Barre chords too difficult help?

Answer this question

  • Barre chords too difficult help?


Answer #1 | 31/12 2013 05:40
I play a Taylor Acoustic guitar. I've noticed that the type and quality of guitar and the strings you use could have an impact on how easy it is to bar-chords. Switching between my Taylor and my friends Yamaha, it's really night and day. My hand are quite small and I find barring chords on my taylor much easier for me. Try going to a music shop and trying some of their guitars. You may notice how much easier it is on a different acoustic guitar.
Positive: 100 %
Answer #2 | 31/12 2013 03:20
There are several general tips I can throw at you.
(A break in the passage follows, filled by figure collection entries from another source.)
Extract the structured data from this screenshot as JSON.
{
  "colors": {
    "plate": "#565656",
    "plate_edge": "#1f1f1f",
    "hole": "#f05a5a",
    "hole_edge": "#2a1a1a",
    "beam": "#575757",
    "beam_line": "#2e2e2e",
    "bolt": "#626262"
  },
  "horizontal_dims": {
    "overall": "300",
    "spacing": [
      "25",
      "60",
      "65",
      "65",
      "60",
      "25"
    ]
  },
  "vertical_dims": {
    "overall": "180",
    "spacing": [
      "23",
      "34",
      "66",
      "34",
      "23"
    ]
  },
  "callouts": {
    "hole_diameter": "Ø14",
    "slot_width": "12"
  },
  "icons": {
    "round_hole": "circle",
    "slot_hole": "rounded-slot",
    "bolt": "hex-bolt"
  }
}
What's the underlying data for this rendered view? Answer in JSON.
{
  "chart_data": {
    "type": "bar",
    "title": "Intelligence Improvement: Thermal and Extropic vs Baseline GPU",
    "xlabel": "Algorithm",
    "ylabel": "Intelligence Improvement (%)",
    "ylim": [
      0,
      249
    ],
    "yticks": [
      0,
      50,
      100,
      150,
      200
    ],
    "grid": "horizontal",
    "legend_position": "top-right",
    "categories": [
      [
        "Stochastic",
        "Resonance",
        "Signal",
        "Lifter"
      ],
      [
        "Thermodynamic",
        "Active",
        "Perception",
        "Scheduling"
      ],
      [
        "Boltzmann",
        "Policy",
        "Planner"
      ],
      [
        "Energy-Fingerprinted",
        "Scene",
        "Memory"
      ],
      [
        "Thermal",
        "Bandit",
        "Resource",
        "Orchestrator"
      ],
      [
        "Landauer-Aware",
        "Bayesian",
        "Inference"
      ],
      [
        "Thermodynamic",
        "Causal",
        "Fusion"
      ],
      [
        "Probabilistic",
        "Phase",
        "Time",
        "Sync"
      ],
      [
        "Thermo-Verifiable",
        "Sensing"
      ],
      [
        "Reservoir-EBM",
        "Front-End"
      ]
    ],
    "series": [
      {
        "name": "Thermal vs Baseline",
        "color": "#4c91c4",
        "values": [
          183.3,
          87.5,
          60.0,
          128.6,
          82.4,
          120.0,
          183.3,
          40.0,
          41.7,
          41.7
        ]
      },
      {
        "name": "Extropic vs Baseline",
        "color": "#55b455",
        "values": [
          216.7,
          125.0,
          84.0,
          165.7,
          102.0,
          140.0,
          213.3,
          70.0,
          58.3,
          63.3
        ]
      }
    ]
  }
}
The pads of your fingers are soft, which is not ideal for pressing strings. If you roll your barre finger slightly back (towards the nut) you'll be pressing the strings with the bony edge rather than the pad. When we describe how barre chords work, we often describe the finger as a human capo....but in reality your finger only needs to press 2 or 3 strings. The rest are being pressed by your other fingers. This means that it's often okay to slightly arch your barre finger so that the most pressure is put on the outside edges of the fretboard. While you're holding a barre chord, pluck each string and identify which ones are muted. Then you can address the cause(s) one string at a time. Muting is caused by the same reasons on barre chords as with open ones. Either you aren't pressing hard enough, you're touching an adjacent string, or pressing too close to the fret. If I was in the room with you, I might be able to make minor corrections to your hand and finger positions. That's one reason having a live instructor is so much better than trying to learn these things on your own. If you don't have a teacher, you'll just have to approach it using the tips I mentioned. Keep practicing. With enough practice, you'll build enough strength so that even an inefficient grip will get the job done.